Audiard’s script is as much of a strength as his impossible feat of direction. Where a movie like Emilia Perez achieves lift-off is probably subjective, depending on what part speaks most to your interests. But there’s a good argument that this jumps forward from a good movie to a great one when it explores how hard it is for Emilia to truly leave behind Manitas, who has been in the driver’s seat of this body until now. The way the narrative explores this, and how Emilia wants to stay in the lives of those she loves without them realising who she is, is fodder for endless contemplation.
Gascon is a revelation in the dual role of Manitas and Emilia, the former of whom has comparatively little time on screen. The trans actress had not acted in a film in more than ten years, and her TV roles only recently shifted to women. That this actress was waiting there, ready to give this sort of performance, will astonish anyone who witnesses the range of emotions she puts on screen. Equivalent praise belongs to Saldana and Gomez, both of whom have done good work, but neither of whom have taken on roles that required as much of them as Emilia Perez requires – and in the language of their heritage, which neither has been called on to use professionally.

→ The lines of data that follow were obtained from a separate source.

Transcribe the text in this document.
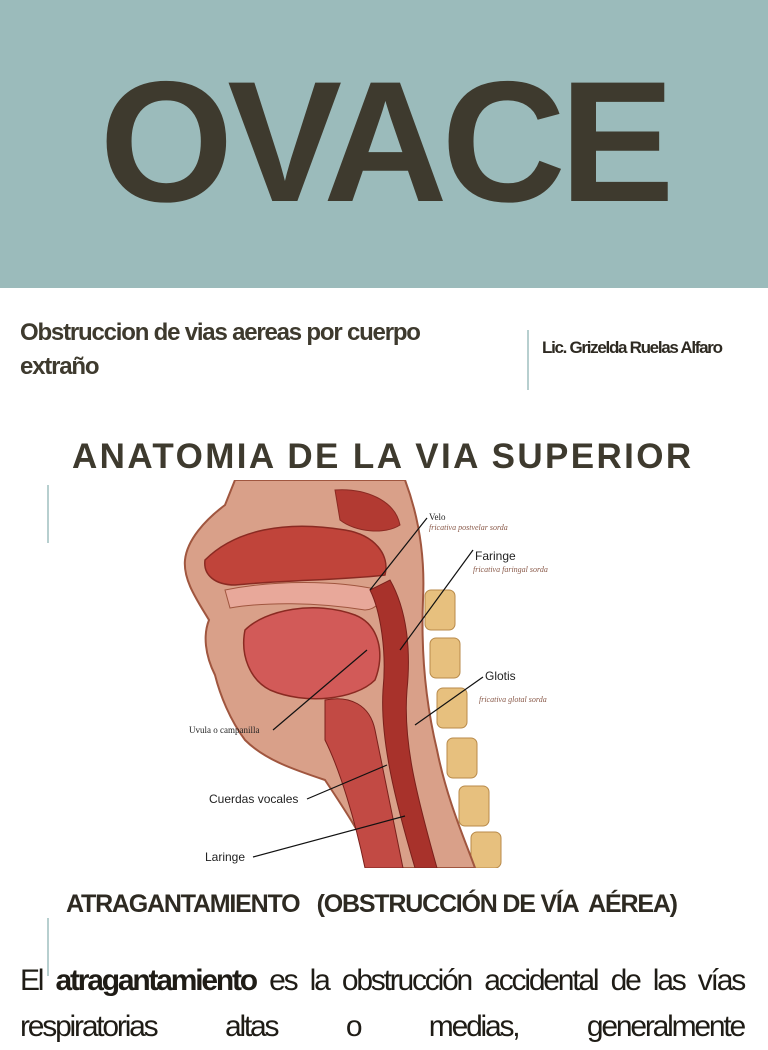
OVACE
Obstruccion de vias aereas por cuerpo
extraño
Lic. Grizelda Ruelas Alfaro
ANATOMIA DE LA VIA SUPERIOR
Velo
fricativa postvelar sorda
Faringe
fricativa faringal sorda
Glotis
fricativa glotal sorda
Uvula o campanilla
Cuerdas vocales
Laringe
ATRAGANTAMIENTO   (OBSTRUCCIÓN DE VÍA  AÉREA)
El atragantamiento es la obstrucción accidental de las vías respiratorias altas o medias, generalmente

There is always going to be an asterisk next to a film like Emilia Perez, which occurs as soon as some voice in the audience questions its trans credentials. With Emilia Perez in particular, that’s more than one voice. However, it’s hard to imagine that the alternative would be preferable, that someone not make a movie like this because they’re worried about not getting it just right – and therefore, delay further the representation it carries with it. Give me a slightly imperfect Emilia Perez any day, rather than tell me that no Emilia Perez is better.
Emilia Perez opens in cinemas today.